The effect of smoking on clinical outcomes in patients with rotator cuff tears (RCTs) has not been fully elucidated. The objectives of this study were (1) to assess the influence of smoking status on treatment allocation (surgical versus non-surgical management) and (2) to compare the short-term functional outcomes of surgical and non-surgical treatment of rotator cuff tears between smokers and non-smokers.
In the context of a prospective pragmatic cohort study we included 196 subjects with known full-thickness rotator cuff tears who were followed prospectively for one year. The Western Ontario Rotator Cuff Index (WORC), American Shoulder and Elbow Surgeons (ASES) score and visual analogue pain scores were collected at baseline, 4, 8, 16, and 32 weeks and at one year. Multivariate logistic regression was used to determine predictors of treatment allocation. Generalized linear models and t-tests were used to assess the effect of smoking on outcome measures at baseline. Mixed-effects repeated measures regression models were used to assess the effect of smoking on the outcomes after surgical and non-surgical management of rotator cuff tears.
The smoking group was younger than the non-smoking group (54.2 vs. 61.4 years, p=0.0004). 22% of the surgical group and 12% of the non-surgical group were smokers. There was no significant difference between smokers and non-smokers in regards to the proportion of patients who were obese, had diabetes, had experienced rotator cuff tear symptoms for more than a year, had utilized physical therapy, had a large RCT, or who had received workers compensation. Smoking status was not significantly associated with allocation to surgical versus non-surgical treatment (OR=0.85, p= 0.762). After adjustment for covariates, subjects who smoked reported less favorable baseline adjusted WORC scores (40.9 vs. 54.5, p=0.0008), lower ASES scores (43.0 vs. 59.9, p=0.0001), as well as worse pain scores (59.5 vs. 42.9, p=0.0001). Within the non-surgical management group, smokers reported significantly lower adjusted WORC scores (38.0 vs. 56.8, p=0.0127), lower ASES scores (39.2 vs. 61.6, p=0.0872), and worse pain (61.9 vs. 42.1, p=0.0176) over one year. Similarly, in patients who underwent rotator cuff repair, smokers reported significantly lower adjusted WORC scores (31.1 vs. 40.4, p=0.0352), lower ASES scores (37.7 vs. 50.0, p=0.0143), and worse pain scores (63.2 vs. 51.5, p=0.0408) over the follow-up period.

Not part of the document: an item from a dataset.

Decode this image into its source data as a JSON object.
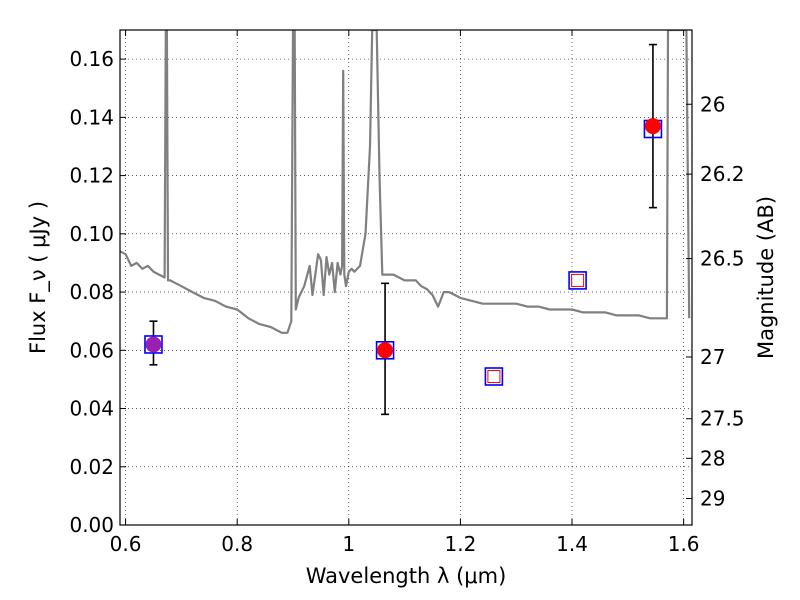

Subjects who smoked reported worse pain and function scores at baseline and over the course of one year, regardless of whether they received surgical or nonsurgical management. Smoking was not a significant predictor of treatment allocation in this cohort. The disparity in reported function and pain in smokers was less pronounced in those who underwent surgical repair than those who received non-surgical management. Further follow-up is needed to more clearly elucidate the influence of smoking on the management and outcome of rotator cuff tears.